These days, it’s just the two of them. The strolls also give Blechner time to reflect on his nearly 50-year sled dog career. “A lot of ways they kept me going, you know,” Blechner said. They’ve changed my life, obviously.”

This is a story about transition. Time stops for no one - more so for dogs, who age so much quicker than humans. Nanu will be turning 14 this year. “He’s slowing down, but compared to the other dogs, he’s in really good shape,” Blechner said.

He and his wife, Nettie Picher, are now down to just a handful of dogs, each one over 13 years old and with various ailments. “It would be easy to put the dogs down, but we don’t feel it’s the right time yet,” Blechner said.

The days of mushing with these dogs are over. Blechner -- who’s 75 -- and his wife have decided not to get a fresh batch of dogs for a new team. “It just wouldn’t be right, because if something happens to us... you know,” he said. It’s a tough decision because they’ve been what’s kept him going in darker times. “I think if I had been a suicidal person, I would have been dead a long time ago.”

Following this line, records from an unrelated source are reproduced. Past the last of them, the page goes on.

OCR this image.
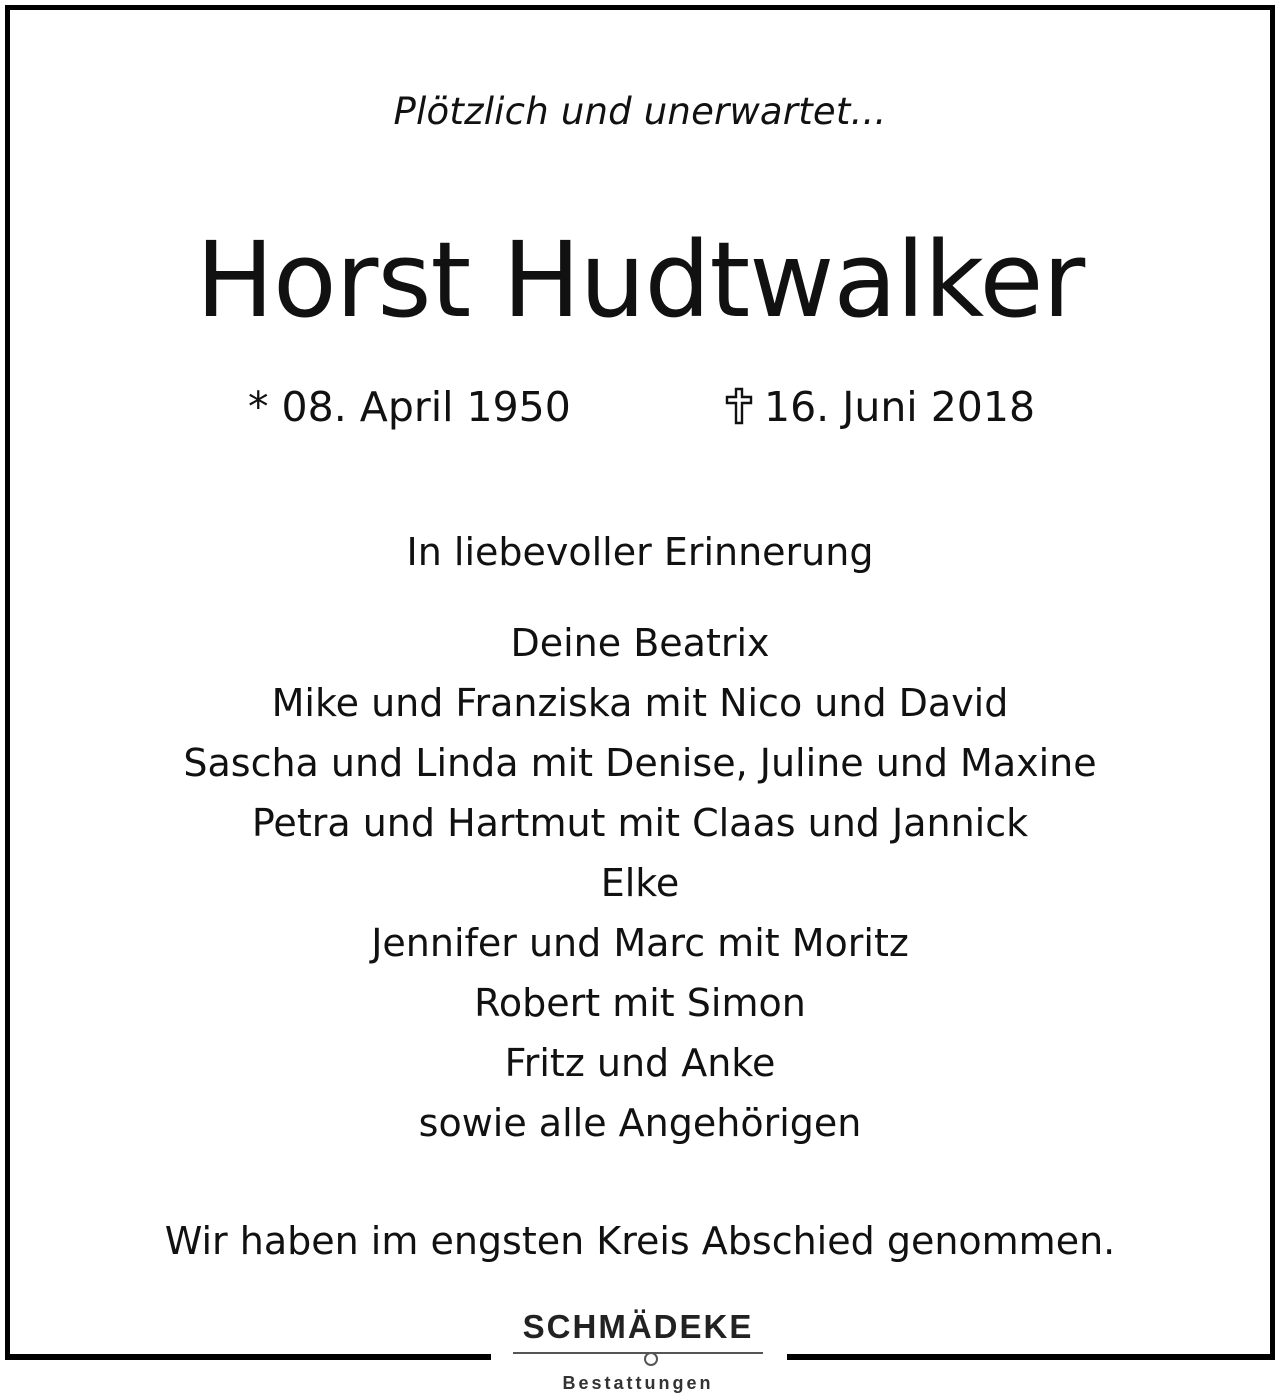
Plötzlich und unerwartet...
Horst Hudtwalker
* 08. April 1950	16. Juni 2018
In liebevoller Erinnerung
Deine Beatrix
Mike und Franziska mit Nico und David
Sascha und Linda mit Denise, Juline und Maxine
Petra und Hartmut mit Claas und Jannick
Elke
Jennifer und Marc mit Moritz
Robert mit Simon
Fritz und Anke
sowie alle Angehörigen
Wir haben im engsten Kreis Abschied genommen.
SCHMÄDEKE
Bestattungen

Blechner says he has suffered from depression ever since high school. “There were some really rough times. There were times here, even in the early 90s where, you know, getting up in the morning would take me an hour and a half, two hours to put my boots on,” he said. But he knew he’d have to get up and feed the huskies. “The one thing about any kind of mental illness, particularly depression, that it’s extremely difficult on the people that love you because they want to help, but they don’t know what to do.”

Reporter Joe Carroll: How are you doing now?

Ed Blechner: Oh, I’m doing really well now.

He credits meeting Nettie, effective medications, and of course, the canines. To a degree, Nanu, Buddy, Moose, and Skuppy are like his kids. “The dog, I think, is different because there’s always going to be somebody responsible for them,” Blechner said. He says it’s like taking care of aging parents. “I think they deserve it, for all they’ve given us.”

How life has changed in just two years ago, as the once athletic team slips into its golden years.

Reporter Joe Carroll: What do you think when you see that?

Ed Blechner: Two things -- I’m glad we did it, you know. And the second thing is, it’s like...

Nettie Picher : End of an era.

Reporter Joe Carroll: What’s going to be that feeling like when the last dog leaves?

Ed Blechner: It’s going to be difficult.

Until then, the couple is content. “We feel they have something to give us and we have something to give to them,” Blechner said. “I look back and I feel like I’ve been pretty lucky.”